Commentary

The Short Story on Our Shorts

Written by Jeff Fischer | Dec 18, 2018 7:06:00 PM

We strive to own a portfolio of leading companies that will grow in value the more we let them alone—even as we, of course, watch our businesses closely. To hedge an ever-variable part of our long market exposure, we also want to manage an active basket of shorts—stocks we borrow and immediately sell with hopes of profiting by buying them back later at lower prices. When the market falls sharply, a basket of short positions can compensate for a sizable portion of the decline, commensurate with the allocation afforded the basket.

But selling short is not easy, requires steady attention, has unique risks, and is an active strategy. Ideally, any short seller already has many years of learning experience selling short, and in various market conditions, because that could help them to be a better short seller today. I’ve been selectively selling short stocks since 1996. Most of our short sales here at 1623 Capital will be shorter term in nature, with the positions staying open weeks or months, rarely years, and steadily refreshed with new shorts as opportunities arise.

When it comes to business attributes, it stands to reason that our shorts should largely be mirror opposites of our longs. Let’s look:

  • Diminishing relevance.
    Many of our shorts will be steadily slipping in business stature; some will already be deep in a valley of darkness, with little chance of seeing the sun again. We want to short businesses that are being abandoned by customers as the world changes—businesses that lack strong relevance or importance today. Barring that, we want to short inferior businesses operating in commoditized niches, lacking pricing power, thin on expansion opportunities, and trying to make weak business models or struggling products work.
  • Much that needs to go right.
    Just as we want it to be as easy as possible for our long investments to keep growing, we want the odds stacked high against our shorts’ prospects for growing at all. Business is typically already going poorly at our shorts, and we want a great deal of various factors that need to go right if the business is going to improve at all. We don’t want to short companies that can, with one or two fixes, change their destiny for the better. We want to short companies that are likely to continue to suffer even if management is able to improve a few factors.
  • Piecemeal management.
    Rather than the aligned, proven management teams that we see at many winning companies, lagging companies are often run by ad-hoc management teams brought together as a Hail Mary; they may even have one foot out the door. In fact, we like to see that recent managers have left. We like to see managers who aren’t financially well aligned with the company’s success, and managers who lack clarity in their business plans.
  • Financial headwinds.
    Crushing debt loads at high interest rates can have the effect of keeping a struggling company’s head close to underwater, if not submerged.
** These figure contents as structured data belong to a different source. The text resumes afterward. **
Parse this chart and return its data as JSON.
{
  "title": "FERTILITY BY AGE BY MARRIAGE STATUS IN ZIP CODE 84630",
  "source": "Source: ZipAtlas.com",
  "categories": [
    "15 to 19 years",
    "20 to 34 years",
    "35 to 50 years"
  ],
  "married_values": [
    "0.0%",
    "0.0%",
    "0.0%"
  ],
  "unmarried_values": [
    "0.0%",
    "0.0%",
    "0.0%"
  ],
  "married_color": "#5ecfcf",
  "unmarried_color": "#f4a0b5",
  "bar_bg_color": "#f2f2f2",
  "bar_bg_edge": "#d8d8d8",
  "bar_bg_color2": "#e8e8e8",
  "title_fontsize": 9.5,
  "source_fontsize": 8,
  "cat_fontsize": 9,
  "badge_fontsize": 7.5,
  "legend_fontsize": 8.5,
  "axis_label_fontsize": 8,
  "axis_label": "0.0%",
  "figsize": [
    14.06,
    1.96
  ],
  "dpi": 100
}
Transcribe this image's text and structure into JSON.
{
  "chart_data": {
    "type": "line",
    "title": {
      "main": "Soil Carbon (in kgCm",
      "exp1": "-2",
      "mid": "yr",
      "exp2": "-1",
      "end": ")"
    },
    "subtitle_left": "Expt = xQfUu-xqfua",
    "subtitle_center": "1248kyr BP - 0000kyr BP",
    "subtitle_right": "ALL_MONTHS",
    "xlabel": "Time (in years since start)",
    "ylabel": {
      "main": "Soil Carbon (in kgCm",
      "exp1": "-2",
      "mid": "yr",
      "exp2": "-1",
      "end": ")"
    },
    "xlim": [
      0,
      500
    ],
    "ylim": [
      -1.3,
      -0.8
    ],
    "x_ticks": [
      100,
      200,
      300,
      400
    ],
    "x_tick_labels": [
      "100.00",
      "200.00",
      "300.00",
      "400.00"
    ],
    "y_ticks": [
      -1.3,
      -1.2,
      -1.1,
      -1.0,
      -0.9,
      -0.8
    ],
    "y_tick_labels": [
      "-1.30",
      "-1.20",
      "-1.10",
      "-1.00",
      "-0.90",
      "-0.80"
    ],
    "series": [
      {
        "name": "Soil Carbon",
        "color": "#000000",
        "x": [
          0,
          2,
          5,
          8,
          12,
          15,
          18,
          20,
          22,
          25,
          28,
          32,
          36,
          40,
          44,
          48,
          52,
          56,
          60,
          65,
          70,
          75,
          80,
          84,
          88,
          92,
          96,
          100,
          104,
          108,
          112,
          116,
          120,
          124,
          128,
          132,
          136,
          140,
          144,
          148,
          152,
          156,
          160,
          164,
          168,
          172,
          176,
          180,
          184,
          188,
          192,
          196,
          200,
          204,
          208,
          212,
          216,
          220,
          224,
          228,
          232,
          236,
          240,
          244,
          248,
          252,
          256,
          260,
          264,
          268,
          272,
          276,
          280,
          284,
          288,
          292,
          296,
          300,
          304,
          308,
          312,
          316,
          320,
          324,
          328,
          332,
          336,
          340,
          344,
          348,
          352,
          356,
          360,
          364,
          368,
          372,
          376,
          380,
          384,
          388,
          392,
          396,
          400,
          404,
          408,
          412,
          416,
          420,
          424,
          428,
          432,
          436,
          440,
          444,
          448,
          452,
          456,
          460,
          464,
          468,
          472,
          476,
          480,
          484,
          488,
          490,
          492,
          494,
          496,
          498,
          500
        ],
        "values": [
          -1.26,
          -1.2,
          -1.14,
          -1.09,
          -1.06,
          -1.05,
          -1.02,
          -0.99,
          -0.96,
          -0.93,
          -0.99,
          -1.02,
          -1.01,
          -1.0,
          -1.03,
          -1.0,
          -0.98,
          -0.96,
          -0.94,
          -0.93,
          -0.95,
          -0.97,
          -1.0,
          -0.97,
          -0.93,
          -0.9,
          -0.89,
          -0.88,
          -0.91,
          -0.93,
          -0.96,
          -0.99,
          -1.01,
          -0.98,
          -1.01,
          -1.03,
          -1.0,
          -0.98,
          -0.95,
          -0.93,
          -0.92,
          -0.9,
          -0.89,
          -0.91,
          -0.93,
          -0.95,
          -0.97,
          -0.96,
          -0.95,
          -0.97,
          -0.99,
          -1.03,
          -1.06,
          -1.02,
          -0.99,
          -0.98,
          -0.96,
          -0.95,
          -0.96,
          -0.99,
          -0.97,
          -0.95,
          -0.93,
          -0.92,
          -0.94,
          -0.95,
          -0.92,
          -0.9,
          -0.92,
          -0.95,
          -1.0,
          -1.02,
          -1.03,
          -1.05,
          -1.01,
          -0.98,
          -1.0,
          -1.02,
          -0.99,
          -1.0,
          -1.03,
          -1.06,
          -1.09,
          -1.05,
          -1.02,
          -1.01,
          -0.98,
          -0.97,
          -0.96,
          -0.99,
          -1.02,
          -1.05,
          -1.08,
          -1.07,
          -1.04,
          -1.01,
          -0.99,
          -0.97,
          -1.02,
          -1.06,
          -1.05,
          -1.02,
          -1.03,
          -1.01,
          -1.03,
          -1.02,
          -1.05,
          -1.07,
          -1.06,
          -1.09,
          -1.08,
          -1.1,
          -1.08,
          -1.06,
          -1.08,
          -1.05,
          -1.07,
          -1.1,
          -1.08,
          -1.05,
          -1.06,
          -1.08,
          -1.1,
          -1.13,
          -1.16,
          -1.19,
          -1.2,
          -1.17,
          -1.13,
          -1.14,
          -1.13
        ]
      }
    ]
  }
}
That makes it difficult for management to breathe easy enough to stage a recovery. Declining sales, falling profit margins, increasing costs—all can combine to make a recovery especially difficult, and we seek these situations out. Add financial headwinds to the mix, and we may have an ideal short candidate.

Other tangibles and intangibles also help us recognize a company we want to add to our short basket. We can touch on more factors down the road—along with the types of situations we do not want to short!

Jeff Fischer, Chief Investment Officer, 1623 Capital

A short sale involves a theoretically unlimited risk of an increase in the market price of the security sold short, increasing the cost of buying those securities to cover the short position, and thus a possible unlimited loss.